La vive altercation entre la Cour des comptes et la commission d’enquête sur l’audiovisuel public à l’Assemblée nationale marque une nouvelle étape dans la guerre médiatique qui agite le pays.
L’institution a été mise en difficulté la veille du passage de Delphine Ernotte devant la même commission.
Mis en cause par le député UDR Charles Alloncle sur le calendrier et les conditions d’un rapport très critique sur France Télévisions, les « Sages » de la rue Cambon ont publié un rare communiqué pour réaffirmer leur indépendance, tout en dénonçant les méthodes du rapporteur sans pour autant parvenir à dénier l’existence d’un mail de pression envoyé par la direction de France Télévisions aux membres de la Cour pour retarder un rapport accablant sur le groupe.
Une mise au point très rare de la rue Cambon
Dans un communiqué diffusé sur ses réseaux sociaux, la Cour des comptes répond aux interrogations du député UDR (ciottiste) Charles Alloncle sur un possible report de la publication de son rapport très sévère sur la « situation financière critique » de France Télévisions, rapport qui réclame des « réformes structurelles » « sans délai ».

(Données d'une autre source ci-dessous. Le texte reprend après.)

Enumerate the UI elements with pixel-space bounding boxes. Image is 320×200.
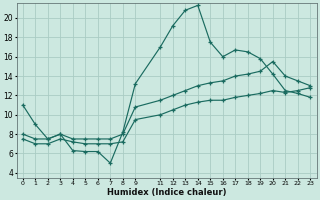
X-axis label: Humidex (Indice chaleur): Humidex (Indice chaleur) (107, 188, 226, 197)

Les magistrats affirment n’avoir subi « aucune pression », n’avoir reçu « aucun courriel » du secrétaire général de France Télévisions leur demandant un report, et assurent qu’un tel mail aurait été « sans incidence » sur la procédure.
Le président de la 3ᵉ chambre de la Cour des comptes n’a, à aucun moment, répondu à la question qui lui a été posée.

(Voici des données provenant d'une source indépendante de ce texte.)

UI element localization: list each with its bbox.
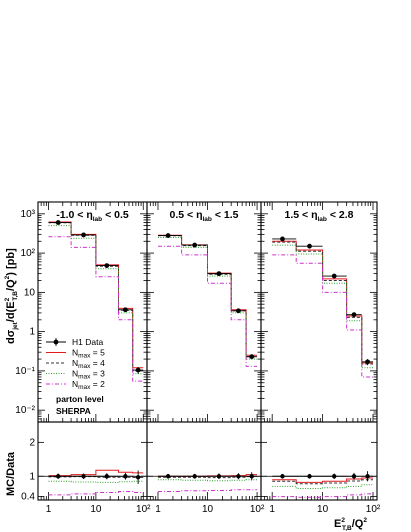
data-point — [331, 273, 337, 279]
y-tick-label: 10² — [21, 248, 36, 259]
x-axis-label: E2 T,B/Q2 — [334, 517, 367, 532]
data-point — [216, 271, 222, 277]
ratio-series-nmax=5 — [48, 469, 144, 477]
panel-2: 1 10 10² 0.5 < ηlab < 1.5 — [146, 201, 265, 515]
ratio-series-nmax=2 — [272, 493, 373, 498]
y-axis-label-ratio: MC/Data — [5, 451, 17, 496]
mc-series-nmax=4 — [158, 235, 258, 358]
ratio-point — [104, 474, 109, 479]
ratio-series-nmax=5 — [272, 477, 373, 483]
legend-label: H1 Data — [72, 337, 103, 347]
y-tick-label: 10³ — [21, 209, 36, 220]
mc-series-nmax=2 — [158, 245, 258, 367]
x-tick-label: 10² — [250, 504, 265, 515]
legend-label: Nmax = 2 — [72, 379, 105, 391]
data-point — [81, 232, 86, 238]
ratio-series-nmax=3 — [158, 479, 258, 482]
legend-entry-nmax-5: Nmax = 5 — [46, 348, 105, 360]
ratio-point — [280, 474, 285, 479]
x-tick-label: 1 — [269, 504, 275, 515]
main-frame — [260, 201, 378, 423]
ratio-point — [307, 474, 312, 479]
panels: 1 10 10² 10⁻² 10⁻¹ 1 10 10² 10³ 0.4 1 2 -1.0 < ηlab … — [15, 201, 381, 515]
legend-entry-nmax-2: Nmax = 2 — [46, 379, 105, 391]
ratio-frame — [37, 421, 148, 501]
ratio-point — [216, 474, 222, 479]
x-tick-label: 10 — [90, 504, 102, 515]
data-point — [351, 312, 357, 318]
x-tick-label: 1 — [46, 504, 52, 515]
ratio-point — [81, 474, 86, 479]
ratio-series-nmax=4 — [158, 476, 258, 479]
ratio-point — [351, 474, 357, 479]
panel-3: 1 10 10² 1.5 < ηlab < 2.8 — [260, 201, 381, 515]
data-point — [135, 367, 141, 373]
data-point — [123, 307, 128, 313]
y-tick-label: 10⁻² — [15, 405, 35, 416]
data-point — [280, 236, 285, 242]
y-tick-label: 10⁻¹ — [15, 366, 35, 377]
x-tick-label: 10 — [202, 504, 214, 515]
y-tick-label: 10 — [24, 287, 36, 298]
legend-entry-h1-data: H1 Data — [46, 337, 103, 347]
legend-entry-nmax-4: Nmax = 4 — [46, 358, 105, 370]
ratio-point — [55, 474, 61, 479]
ratio-point — [165, 474, 171, 479]
ratio-frame — [260, 421, 378, 501]
ratio-tick-label: 1 — [29, 471, 35, 482]
ratio-point — [332, 474, 337, 479]
mc-series-nmax=3 — [272, 244, 373, 369]
ratio-frame — [146, 421, 262, 501]
panel-title: 0.5 < ηlab < 1.5 — [170, 209, 239, 223]
ratio-tick-label: 2 — [29, 437, 35, 448]
x-tick-label: 1 — [155, 504, 161, 515]
ratio-point — [135, 475, 141, 480]
ratio-point — [236, 474, 241, 479]
annotation-parton-level: parton level — [56, 394, 104, 404]
x-tick-label: 10² — [136, 504, 151, 515]
ratio-series-nmax=2 — [158, 489, 258, 492]
panel-1: 1 10 10² 10⁻² 10⁻¹ 1 10 10² 10³ 0.4 1 2 -1.0 < ηlab … — [15, 201, 151, 515]
annotation-sherpa: SHERPA — [56, 406, 91, 416]
legend-label: Nmax = 3 — [72, 369, 105, 381]
x-tick-label: 10 — [317, 504, 329, 515]
ratio-series-nmax=2 — [48, 491, 144, 496]
data-point — [55, 220, 61, 225]
data-point — [249, 354, 255, 360]
ratio-tick-label: 0.4 — [21, 492, 35, 503]
ratio-point — [365, 474, 370, 479]
legend-marker-point — [53, 339, 59, 345]
mc-series-nmax=2 — [272, 254, 373, 378]
data-point — [165, 233, 171, 238]
mc-series-nmax=3 — [158, 237, 258, 360]
x-tick-label: 10² — [366, 504, 381, 515]
ratio-series-nmax=3 — [48, 480, 144, 483]
mc-series-nmax=4 — [272, 241, 373, 365]
legend-entry-nmax-3: Nmax = 3 — [46, 369, 105, 381]
data-point — [307, 243, 312, 249]
ratio-point — [249, 474, 254, 479]
data-point — [192, 242, 198, 248]
y-tick-label: 1 — [29, 327, 35, 338]
legend-label: Nmax = 4 — [72, 358, 105, 370]
y-axis-label-main: dσjet/d(E2T,B/Q2) [pb] — [4, 248, 19, 344]
data-point — [104, 263, 110, 269]
ratio-point — [123, 474, 128, 479]
data-point — [236, 308, 241, 314]
panel-title: 1.5 < ηlab < 2.8 — [285, 209, 354, 223]
ratio-point — [192, 474, 197, 479]
mc-series-nmax=2 — [48, 236, 144, 382]
ratio-series-nmax=4 — [272, 479, 373, 485]
legend-label: Nmax = 5 — [72, 348, 105, 360]
ratio-series-nmax=3 — [272, 484, 373, 489]
panel-title: -1.0 < ηlab < 0.5 — [56, 209, 129, 223]
data-point — [365, 359, 370, 365]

⚠️🚨Scandale : sous serment, le président de la 3ᵉ chambre de la Cour des comptes n’a pas pu nier qu’un mail de pression ait été envoyé par la direction de France Télévisions aux membres de la Cour pour retarder un rapport accablant sur le groupe.
Et ce rapport n’est sorti…… pic.twitter.com/7Uo0z6jMIK
— Charles Alloncle (@CHAlloncle) December 4, 2025
Autrement dit, la Cour répond sur l’honneur de ses membres, beaucoup moins sur la chronologie précise du rapport : un choix défensif qui laisse intactes les suspicions politiques autour de France Télévisions.
Une commission d’enquête qui documente les dérives éditoriales
Car la commission d’enquête ne se limite pas à des querelles de procédure. L’épisode du compte Slash de France Télé illustre la méthode : le secrétaire général Christophe Tardieu affirme sous serment qu’il n’a « jamais » été question de relayer un appel aux dons pour le comité « Justice pour Adama ». Quelques minutes plus tard, le rapporteur produit la publication Instagram de 2020, appel clair à financer ce comité, obligeant Tardieu à reconnaître un « post tout à fait inapproprié », finalement supprimé.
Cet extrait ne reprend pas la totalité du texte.